It is shameful and absurd not to find a common language07.01.2009 | 10:18
There are no more than 50,000 ethnic Russians left in Georgia. Before perestroika was introduced, there were at least seven times more - up to 350,000. But they began to leave on a mass scale from 1991 onwards, because of the slogan "Georgia for Georgians" that was being implemented in the country.
Then Russians and non-Russians - Armenians, Greeks, Azerbaijanis, Ukrainians and others (nowadays representatives of more than 120 nationalities live in the country), - and even Georgians themselves began to leave because of the numerous economic and political cataclysms which have afflicted their little homeland with distressing regularity.
How are the remaining Russians getting on here now? We have spoken about this with Nikolay Sventitsky, president of the international cultural and educational union "The Russian Club" in Tbilisi and director at the Griboedov Russian Academic Theatre in Tbilisi.
"Since the August war life for everyone - both Russians and Georgians - has got harder. Here there are economic problems, as well as political and psychological ones. Nobody has confidence in what tomorrow may bring. I'm constantly wanting to take somebody to court for this attack on people's mental health - my own and that of my relatives, friends, all the people living in this country.
But I just don't know who the defendant would be. I'd like to call both Russia and Georgia to account. I'm not a politician or a lawyer, and I can't give political assessments of these events. But as a cultural figure, I can say the following: we, two nations of the same faith, two neighbouring countries, can't find a common language between us - and this is just shameful and absurd."
"Have attitudes towards Russians changed?"
"In Georgia even the August events and the wave of hostility towards the Russian government that has followed have not given rise to anti-Russian sentiment. There have been some isolated incidents when one neighbour has exploded at another: "clear off back to Russia where you belong, why are you bombing us..." Such things could also have been heard in the early 1990s, when a wave of nationalism swept across the country.
But I'll repeat that these are just isolated incidents - both now as they were back then. And occasionally in Russia too, Caucasians are called "black..."

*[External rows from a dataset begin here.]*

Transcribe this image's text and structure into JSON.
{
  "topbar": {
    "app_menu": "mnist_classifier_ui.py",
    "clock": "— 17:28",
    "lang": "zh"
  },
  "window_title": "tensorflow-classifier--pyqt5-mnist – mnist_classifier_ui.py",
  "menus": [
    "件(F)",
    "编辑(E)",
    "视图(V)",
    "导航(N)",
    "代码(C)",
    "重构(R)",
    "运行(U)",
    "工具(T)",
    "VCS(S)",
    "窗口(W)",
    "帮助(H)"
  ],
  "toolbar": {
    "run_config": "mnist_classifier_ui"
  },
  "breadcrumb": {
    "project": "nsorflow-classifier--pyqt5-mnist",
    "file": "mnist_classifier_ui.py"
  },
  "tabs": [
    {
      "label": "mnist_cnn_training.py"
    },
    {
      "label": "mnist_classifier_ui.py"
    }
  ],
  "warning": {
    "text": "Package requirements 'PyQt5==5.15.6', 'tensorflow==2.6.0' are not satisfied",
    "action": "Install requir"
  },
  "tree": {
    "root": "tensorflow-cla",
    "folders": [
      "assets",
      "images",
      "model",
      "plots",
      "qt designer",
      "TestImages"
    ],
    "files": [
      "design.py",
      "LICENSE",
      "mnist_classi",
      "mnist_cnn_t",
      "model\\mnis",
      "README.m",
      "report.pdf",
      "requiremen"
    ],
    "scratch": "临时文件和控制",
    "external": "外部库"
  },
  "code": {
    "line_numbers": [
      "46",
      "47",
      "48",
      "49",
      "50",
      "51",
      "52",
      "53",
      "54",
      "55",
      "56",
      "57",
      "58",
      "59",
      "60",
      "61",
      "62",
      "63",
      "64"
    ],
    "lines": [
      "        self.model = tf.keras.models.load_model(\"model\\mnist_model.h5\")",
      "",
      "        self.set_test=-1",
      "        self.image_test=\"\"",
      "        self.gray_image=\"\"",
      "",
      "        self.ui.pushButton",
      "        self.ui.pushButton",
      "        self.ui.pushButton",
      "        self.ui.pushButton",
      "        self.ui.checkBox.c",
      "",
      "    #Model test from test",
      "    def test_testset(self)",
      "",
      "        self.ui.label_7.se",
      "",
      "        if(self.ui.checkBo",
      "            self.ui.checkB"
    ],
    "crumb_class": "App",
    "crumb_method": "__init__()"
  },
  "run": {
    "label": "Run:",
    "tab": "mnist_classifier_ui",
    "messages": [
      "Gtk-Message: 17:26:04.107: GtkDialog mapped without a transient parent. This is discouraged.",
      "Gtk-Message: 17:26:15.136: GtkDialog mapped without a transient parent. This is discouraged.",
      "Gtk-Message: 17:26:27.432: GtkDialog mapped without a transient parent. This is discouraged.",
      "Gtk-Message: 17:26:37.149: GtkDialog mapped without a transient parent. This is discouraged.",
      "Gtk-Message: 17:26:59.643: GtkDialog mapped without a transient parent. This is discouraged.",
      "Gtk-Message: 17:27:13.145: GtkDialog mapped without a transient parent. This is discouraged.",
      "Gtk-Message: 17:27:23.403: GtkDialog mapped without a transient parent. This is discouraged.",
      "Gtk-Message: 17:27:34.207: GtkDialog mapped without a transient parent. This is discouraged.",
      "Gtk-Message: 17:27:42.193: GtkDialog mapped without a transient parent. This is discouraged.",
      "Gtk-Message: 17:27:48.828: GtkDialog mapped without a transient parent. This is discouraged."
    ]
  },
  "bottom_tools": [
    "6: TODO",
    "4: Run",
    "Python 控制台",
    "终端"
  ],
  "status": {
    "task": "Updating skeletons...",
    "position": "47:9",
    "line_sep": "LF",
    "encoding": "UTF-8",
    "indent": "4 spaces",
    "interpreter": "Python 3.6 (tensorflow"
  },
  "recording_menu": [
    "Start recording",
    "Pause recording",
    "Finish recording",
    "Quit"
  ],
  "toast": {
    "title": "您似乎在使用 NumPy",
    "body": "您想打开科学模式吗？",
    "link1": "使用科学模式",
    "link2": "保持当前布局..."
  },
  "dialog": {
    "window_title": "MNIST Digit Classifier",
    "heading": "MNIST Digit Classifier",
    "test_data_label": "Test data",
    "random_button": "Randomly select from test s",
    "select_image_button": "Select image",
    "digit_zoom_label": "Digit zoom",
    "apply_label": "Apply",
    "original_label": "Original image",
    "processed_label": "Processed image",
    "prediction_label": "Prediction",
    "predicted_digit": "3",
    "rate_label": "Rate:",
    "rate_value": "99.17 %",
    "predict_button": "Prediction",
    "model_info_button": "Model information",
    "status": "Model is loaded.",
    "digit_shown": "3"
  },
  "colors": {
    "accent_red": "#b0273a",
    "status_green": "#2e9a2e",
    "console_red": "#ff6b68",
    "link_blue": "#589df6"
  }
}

But, thank God, there is no discrimination in Georgia along ethnic lines. Yes, there have become fewer Russians, just as people speaking Russian generally. Yes, Russian is now almost a foreign language. Since the August events we haven't been watching Russian TV stations.
As a result, the role and significance of theatre has become all the greater. The Griboedov Theatre works come what may. Over the New Year festivities we put on a performance of "The Tale of Tsar Saltan" for children, which was timed to coincide with the 210th anniversary of the birth of Aleksandr Sergeevich Pushkin. And there were practically no empty seats in the hall."
"In previous years New Year shows were put on with the support of the Russian Embassy in Georgia. It bought up some of the tickets for children from impoverished families and orphanages. Since the August events, however, diplomatic relations have been broken off. Who helped the theatre to carry on its good traditions?"
"Now we just have to hope for the resumption of diplomatic relations. In Georgia many people want this to happen. They come to our office and ask whether talks are going on to this effect...
As far as the New Year show is concerned, we've had to make do without any help from Russia. The charitable foundation "KARTU" (financed by the famous Georgian businessmen Bidzin Ivanishvili) helped the theatre. Thanks to them 4700 children will see the show for free. Kids from socially impoverished families, boarding schools and orphanages will come and watch the New Year show, where they will be given presents. I want to stress that children from the regions - Kutaisi, Zugdidi, Dmanisi, Gori etc. - will be brought to watch our show."
"Do people in the Russian provinces know Russian?"
"Unfortunately, even in the capital young people no longer know Russian. If you stop a 20-year old person on the street, you'll be convinced that this is the case. And if you try to express outrage, saying how can he not know the language of Pushkin, he will reply: but why would I? And you'd have to admit that on the whole this young man would be right. He has no motivation to learn it.
Young people have no opportunity to travel to Russia or study there. In Georgia there aren't even any free courses for learning Russian, even though the Goethe Institute carries out courses for people wanting to learn German, the British Council helps people to learn English, and the French embassy organizes a similar programme.